Occasionally (albeit rarely) you’ll have a need to grow a local VMFS volume. If storage is remote, you would expand it, rescan HBAs, and go on your merry way as ESXi does all the work for you. In the case of a local (as in “inside an ESXi host”) volume, this is a manual process. I assume the reason for this is that it’s often shared with the operating system partitions, so we want to be careful. I’ll walk you through the process of expanding one of these volumes. First up – grow the actual volume! That’s outside the scope of this tutorial, so come back once you have the space allocated to the end of the disk.
- Before starting, I’ll show you that the current capacity of this local datastore is 32.5 GB:
- Let’s grab an SSH session to the ESXi host. If SSH isn’t enabled, see this guide. Also, see my SSH Tool!
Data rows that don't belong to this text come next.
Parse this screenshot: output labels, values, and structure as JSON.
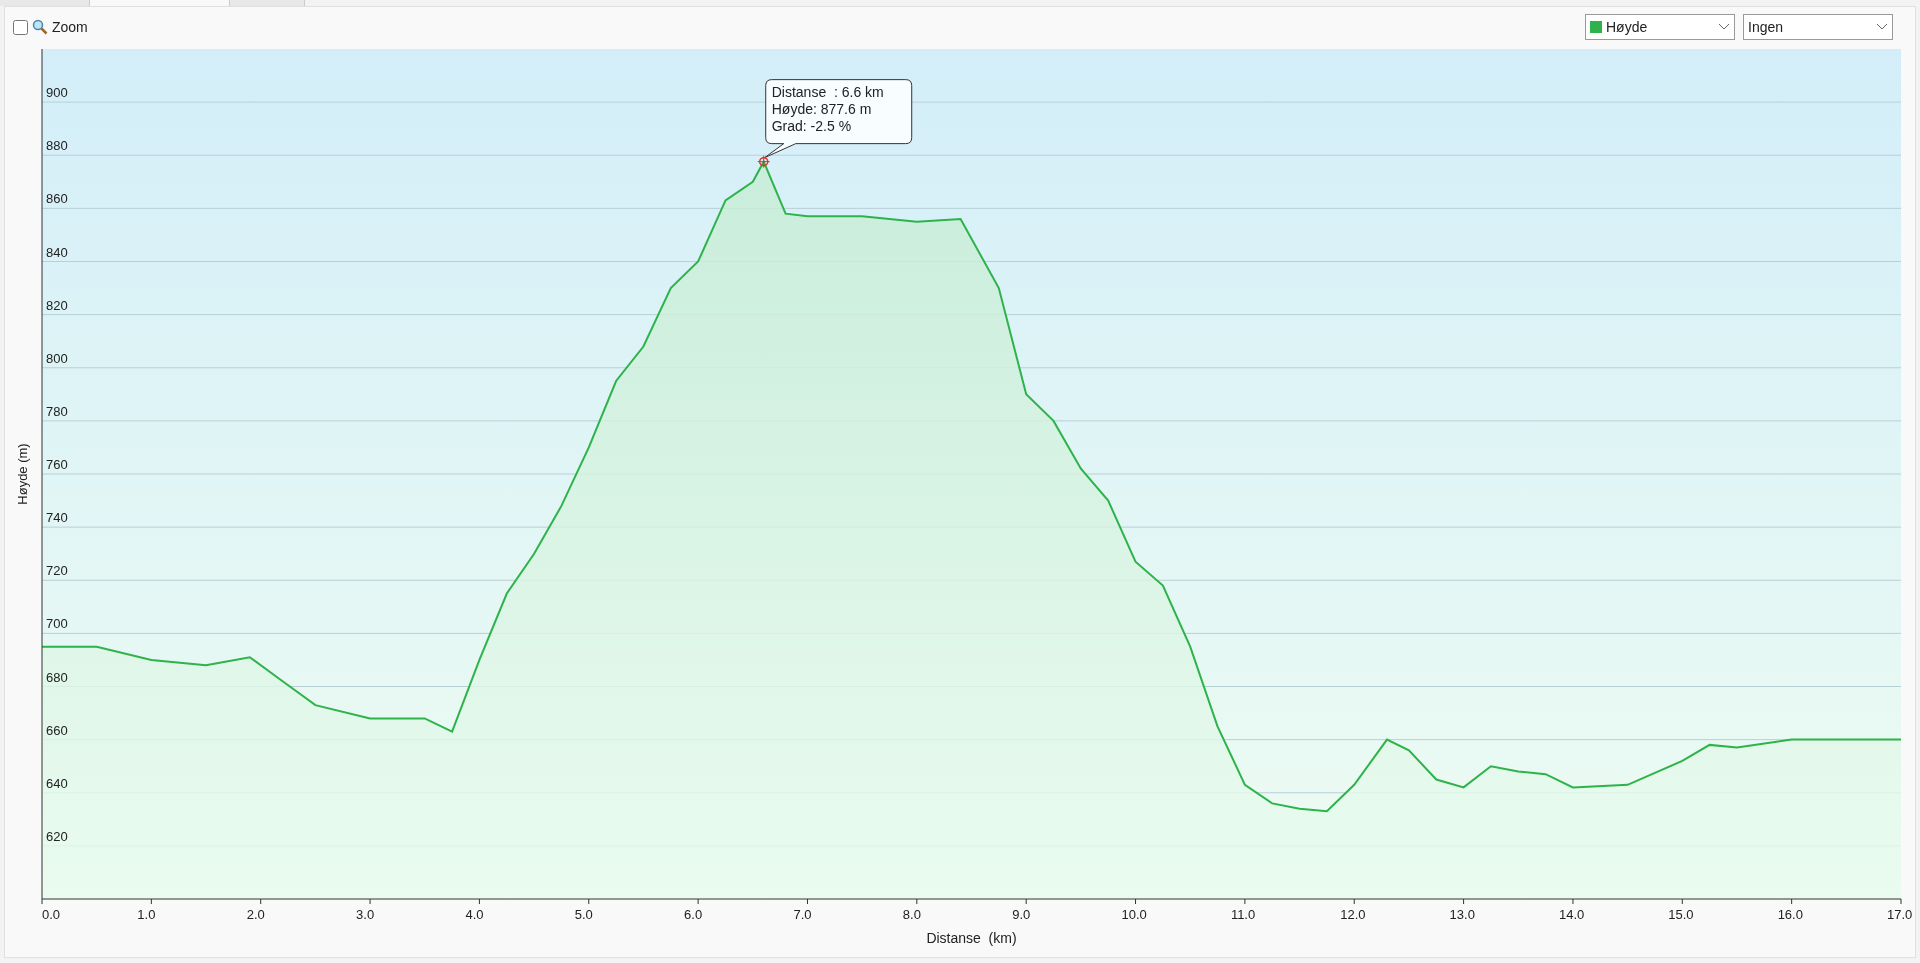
{
  "tabs": [
    {
      "selected": false
    },
    {
      "selected": true
    },
    {
      "selected": false
    }
  ],
  "toolbar": {
    "zoom": {
      "label": "Zoom",
      "checked": false
    },
    "second_select": {
      "value": "Ingen"
    }
  },
  "chart": {
    "tooltip": {
      "lines": [
        "Distanse  : 6.6 km",
        "Høyde: 877.6 m",
        "Grad: -2.5 %"
      ]
    },
    "chart_data": {
      "type": "area",
      "grid": true,
      "xlabel": "Distanse  (km)",
      "ylabel": "Høyde (m)",
      "xlim": [
        0,
        17
      ],
      "ylim": [
        600,
        920
      ],
      "xticks": [
        {
          "value": 0,
          "label": "0.0"
        },
        {
          "value": 1,
          "label": "1.0"
        },
        {
          "value": 2,
          "label": "2.0"
        },
        {
          "value": 3,
          "label": "3.0"
        },
        {
          "value": 4,
          "label": "4.0"
        },
        {
          "value": 5,
          "label": "5.0"
        },
        {
          "value": 6,
          "label": "6.0"
        },
        {
          "value": 7,
          "label": "7.0"
        },
        {
          "value": 8,
          "label": "8.0"
        },
        {
          "value": 9,
          "label": "9.0"
        },
        {
          "value": 10,
          "label": "10.0"
        },
        {
          "value": 11,
          "label": "11.0"
        },
        {
          "value": 12,
          "label": "12.0"
        },
        {
          "value": 13,
          "label": "13.0"
        },
        {
          "value": 14,
          "label": "14.0"
        },
        {
          "value": 15,
          "label": "15.0"
        },
        {
          "value": 16,
          "label": "16.0"
        },
        {
          "value": 17,
          "label": "17.0"
        }
      ],
      "yticks": [
        620,
        640,
        660,
        680,
        700,
        720,
        740,
        760,
        780,
        800,
        820,
        840,
        860,
        880,
        900
      ],
      "x": [
        0,
        0.5,
        1,
        1.5,
        1.9,
        2.2,
        2.5,
        3,
        3.5,
        3.75,
        4,
        4.25,
        4.5,
        4.75,
        5,
        5.25,
        5.5,
        5.75,
        6,
        6.25,
        6.5,
        6.6,
        6.8,
        7,
        7.5,
        8,
        8.4,
        8.75,
        9,
        9.25,
        9.5,
        9.75,
        10,
        10.25,
        10.5,
        10.75,
        11,
        11.25,
        11.5,
        11.75,
        12,
        12.3,
        12.5,
        12.75,
        13,
        13.25,
        13.5,
        13.75,
        14,
        14.5,
        15,
        15.25,
        15.5,
        16,
        16.5,
        17
      ],
      "series": [
        {
          "name": "Høyde",
          "color": "#2db34a",
          "values": [
            695,
            695,
            690,
            688,
            691,
            682,
            673,
            668,
            668,
            663,
            690,
            715,
            730,
            748,
            770,
            795,
            808,
            830,
            840,
            863,
            870,
            877.6,
            858,
            857,
            857,
            855,
            856,
            830,
            790,
            780,
            762,
            750,
            727,
            718,
            695,
            665,
            643,
            636,
            634,
            633,
            643,
            660,
            656,
            645,
            642,
            650,
            648,
            647,
            642,
            643,
            652,
            658,
            657,
            660,
            660,
            660
          ]
        }
      ]
    }
  }
}
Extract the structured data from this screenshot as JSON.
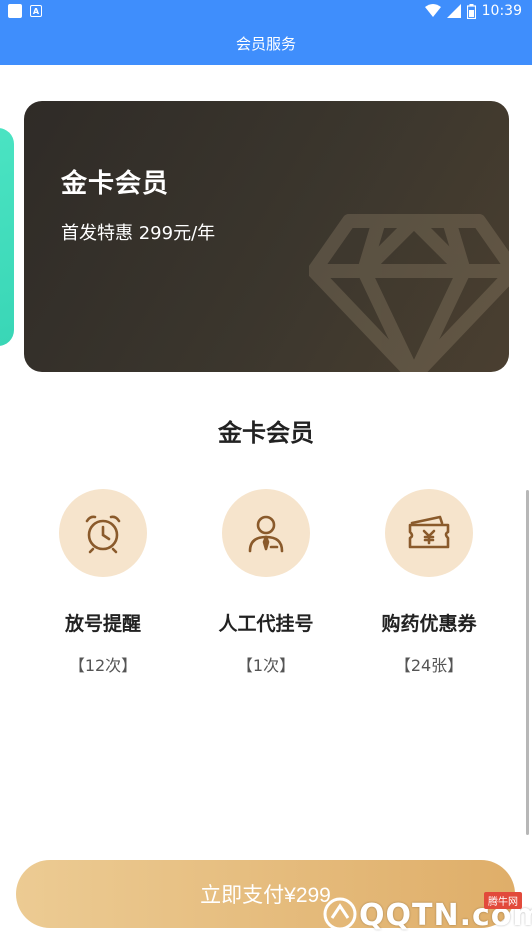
{
  "status_bar": {
    "time": "10:39",
    "icon_a": "A"
  },
  "header": {
    "title": "会员服务"
  },
  "card": {
    "title": "金卡会员",
    "subtitle": "首发特惠 299元/年",
    "accent_colors": [
      "#2f2b27",
      "#4a3f30"
    ]
  },
  "section": {
    "title": "金卡会员"
  },
  "benefits": [
    {
      "icon": "alarm-clock-icon",
      "label": "放号提醒",
      "count": "【12次】"
    },
    {
      "icon": "agent-person-icon",
      "label": "人工代挂号",
      "count": "【1次】"
    },
    {
      "icon": "coupon-wallet-icon",
      "label": "购药优惠券",
      "count": "【24张】"
    }
  ],
  "pay_button": {
    "label": "立即支付¥299"
  },
  "watermark": {
    "text": "QQTN.com",
    "tag": "腾牛网"
  },
  "colors": {
    "primary_blue": "#3f8efc",
    "gold": "#dfae69",
    "benefit_bg": "#f6e4cc",
    "icon_brown": "#8a5a2b"
  }
}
- First of all, we need to find the device identifier for the volume. In my case, the volume is ‘va-esx-03-local.” We will use the ‘-P’ flag with vmkfstools to find this.
- Take note of something: the :3 on the end denotes partition #3. We’ll need to use this in the future, but also need to leave it off in certain areas. Take special care to note whether or not each of the following commands is specifying the partition or the whole disk.
- Next we will use partedUtil to determine the starting sector for the partition. We’ll need this in a later step to specify the boundaries of the grown partition. Use the partition numbers down the left hand side to find the correct partition (mine is 3) and then write down the beginning sector, highlighted in the screenshot below.
- Last step before expanding – we need to find the ending sector. Since our VMFS partition is at the end of the disk, we just need to specify the starting sector, and then the last sector usable. We will again use partedUtil. Take the second number, which is the last usable sector.
- You should now have a beginning sector and an end sector. In my example, they are 15472640 and 419430366. We will finally use partedUtil one last time to issue the resize command. The format is disk partition first sector last sector. No news from this command is good news 🙂
- Now the partition is the proper size. We just need to expand the filesystem to fill the space. We’ll go back to vmkfstools to do this. First run ‘vmkfstools -V’ to do a refresh of the volumes.
- In this step, we’re back to using the partition number, so make sure to include that on the end! Also note that the syntax of the command requires us to enter the disk twice.
- Okay – lets pop back into the vSphere Client, do a “Refresh” and see what we have! It’s now showing 192.5 GB because I grew the drive by 160 GB!
Hopefully you made it through that without too many bruises! Check out the official documentation on this process if you have any questions about what I showed here. Good luck!